– И в это же время ты уже прокручивал в голове будущие мелодии для «Фашистского вожака»…
– Вообще-то, музыка к «Вожаку» была моей третьей попыткой поработать в кино совместно с Лучано.
– Это как?
– Лучано приглашал меня и раньше на «Пилюли Геркулеса», вышедшего в 1962 году, но отснятого еще в 1960-м. Но когда Дино Де Лаурентиис, продюсер фильма, обнаружил, что музыка доверена некоему Морриконе, он возмутился: «А это еще кто такой? Я его знать не знаю». И назначил композитором Тровайоли.
Этот случай был не единственным, еще один подобный эпизод случился в том же году с фильмом Марио Боннара «Гастоне», в котором сыграл Альберто Сорди.
В обоих случаях дело было не в качестве музыки, а в недоверии к неизвестной фамилии. Для продюсеров, вкладывающих в картины свой капитал, я был незнакомцем. Они предпочитали известных людей, имена, знакомые публике, чтобы не потерять вложения. Так что музыку к «Гастоне» в конце концов доверили Анджело Франческо Лаваньино. Такой подход стоил мне двух фильмов, однако я вполне способен понять предвзятость продюсеров.
– Какие указания ты получил от Сальче?
– Помню, как мы с ним долго спорили, разбирая характеры персонажей, особенно фашиста Арковацци, которого сыграл Тоньяцци. Сальче пересказал мне сюжет фильма, строящийся на том, что фашистский офицер, не зная, что режим пал, арестовывает философа-антифашиста (Жорж Вильсон), который местами напоминал мне Джузеппе Сарагата[6]. Думая о Сарагате, я написал тему Бонафе – хорал, вполне в религиозном духе. Он звучит во время одного из первых разговоров между философом и фашистом. Я понял, что нужно передать гротескную, трагикомическую реальность, где драма сплеталась бы с легкой завуалированной иронией. Это была дорога, которую мне наметил Сальче во время нашего спора. Мне представляется, что подобное ощущение лучше всего воплотилось в финальной мелодии, когда идут титры: военный марш звучит довольно пародийно, и этот эффект достигается благодаря своеобразной неловкой расстановке мелодических ударений. Мелодия как бы подтанцовывает в такт барабанной дроби и основному ритму, задаваемому другими инструментами.

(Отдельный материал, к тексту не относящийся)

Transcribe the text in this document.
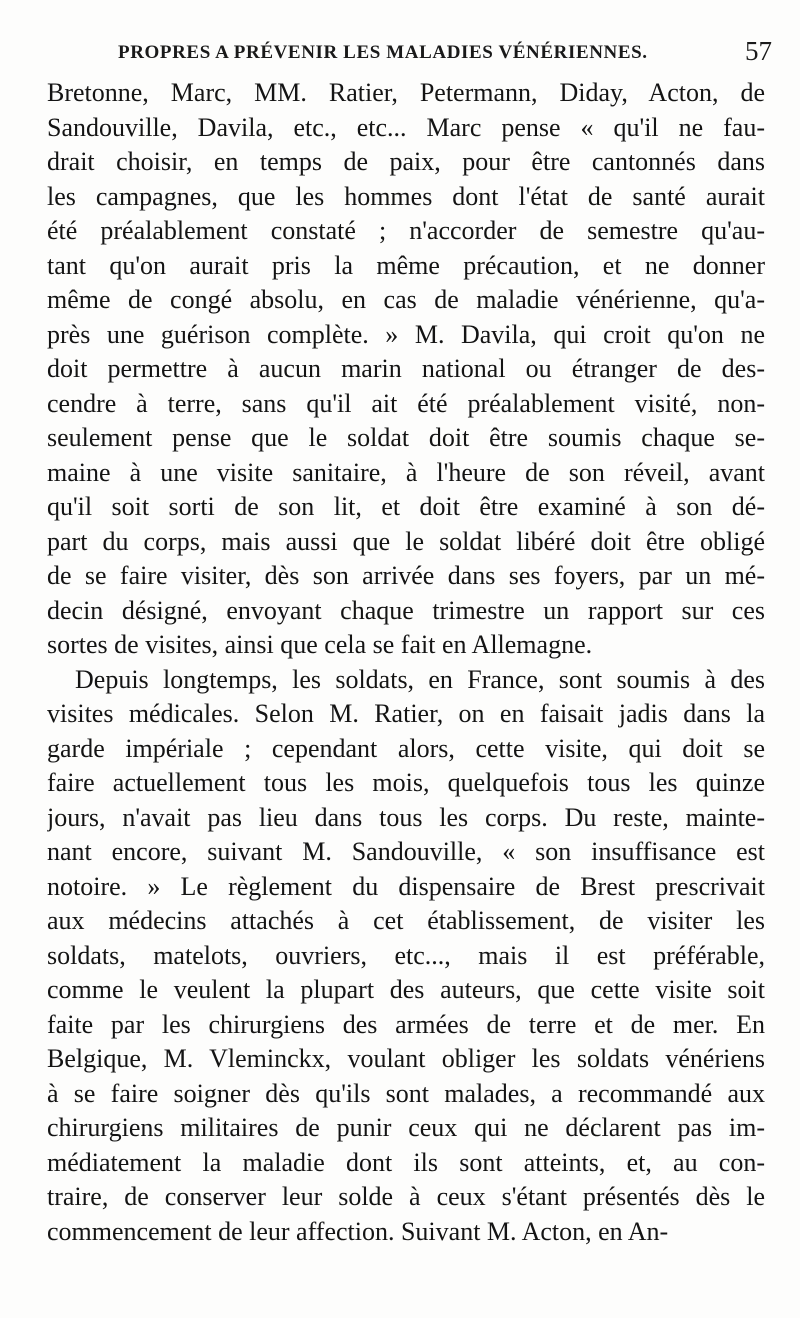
PROPRES A PRÉVENIR LES MALADIES VÉNÉRIENNES.	57
Bretonne, Marc, MM. Ratier, Petermann, Diday, Acton, de
Sandouville, Davila, etc., etc... Marc pense « qu'il ne fau-
drait choisir, en temps de paix, pour être cantonnés dans
les campagnes, que les hommes dont l'état de santé aurait
été préalablement constaté ; n'accorder de semestre qu'au-
tant qu'on aurait pris la même précaution, et ne donner
même de congé absolu, en cas de maladie vénérienne, qu'a-
près une guérison complète. » M. Davila, qui croit qu'on ne
doit permettre à aucun marin national ou étranger de des-
cendre à terre, sans qu'il ait été préalablement visité, non-
seulement pense que le soldat doit être soumis chaque se-
maine à une visite sanitaire, à l'heure de son réveil, avant
qu'il soit sorti de son lit, et doit être examiné à son dé-
part du corps, mais aussi que le soldat libéré doit être obligé
de se faire visiter, dès son arrivée dans ses foyers, par un mé-
decin désigné, envoyant chaque trimestre un rapport sur ces
sortes de visites, ainsi que cela se fait en Allemagne.
Depuis longtemps, les soldats, en France, sont soumis à des
visites médicales. Selon M. Ratier, on en faisait jadis dans la
garde impériale ; cependant alors, cette visite, qui doit se
faire actuellement tous les mois, quelquefois tous les quinze
jours, n'avait pas lieu dans tous les corps. Du reste, mainte-
nant encore, suivant M. Sandouville, « son insuffisance est
notoire. » Le règlement du dispensaire de Brest prescrivait
aux médecins attachés à cet établissement, de visiter les
soldats, matelots, ouvriers, etc..., mais il est préférable,
comme le veulent la plupart des auteurs, que cette visite soit
faite par les chirurgiens des armées de terre et de mer. En
Belgique, M. Vleminckx, voulant obliger les soldats vénériens
à se faire soigner dès qu'ils sont malades, a recommandé aux
chirurgiens militaires de punir ceux qui ne déclarent pas im-
médiatement la maladie dont ils sont atteints, et, au con-
traire, de conserver leur solde à ceux s'étant présentés dès le
commencement de leur affection. Suivant M. Acton, en An-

В частности, туба издает довольно низкий синкопированный звук, си-бемоль, который звучит как чуждый основной тональности, и в том месте, где он появляется, слушатель невольно улыбается – кажется, что музыкант просто ошибся.
Этот диссонанс смутно напоминает мне те поиски, которые я начал много лет назад, когда написал «Утро для фортепьяно и голоса» (1946), мое первое самостоятельное произведение.
– А что за человек был Сальче?
– Это был джентльмен старого образца. Ирония, которая присутствует в «Вожаке» и других его фильмах, чувствовалась и в его личности. У него был веселый и острый ум, чуждый банальности, точнее, полностью чуждый глупости. Он был склонен к бесхитростной самоиронии, которая, возможно, стала следствием его легкого физического недостатка: в молодости он попал в аварию, после чего его рот остался немного искривлен. Может быть, именно эти свойства его натуры и позволяли ему быть таким невероятным актером.
– Почему вы перестали работать вместе?
– Именно из-за его склонности к юмору. Когда он услышал музыку, которую я написал для фильма Леоне, он сказал: «В твоей музыке есть какая-то таинственность и сакральность. – Я поначалу принял это за комплимент, но тут он добавил: – Поэтому больше нам не по пути: мне нужен юмор, комедия».
Я попытался возразить, что могу писать что угодно, что моя музыка многогранна, но его уже было не переубедить. Этот эпизод поставил крест на нашей совместной работе, но, конечно же, не на нашей дружбе.
Узнав о его кончине (1989), я после стольких лет и уже огромного опыта работы в кино вновь задумался о тех словах о «сакральном» в моей музыке. Я вдруг внезапно вспомнил тему Бонафе, музыку из фильма «Миссия» (1986), фильмы Леоне, таинственность фильмов Ардженто… И понял, что Сальче был прав.
6
Итальянский политик, создатель и многолетний лидер Итальянской демократической социалистической партии, президент Италии с 29 декабря 1964 года по 29 декабря 1971 года.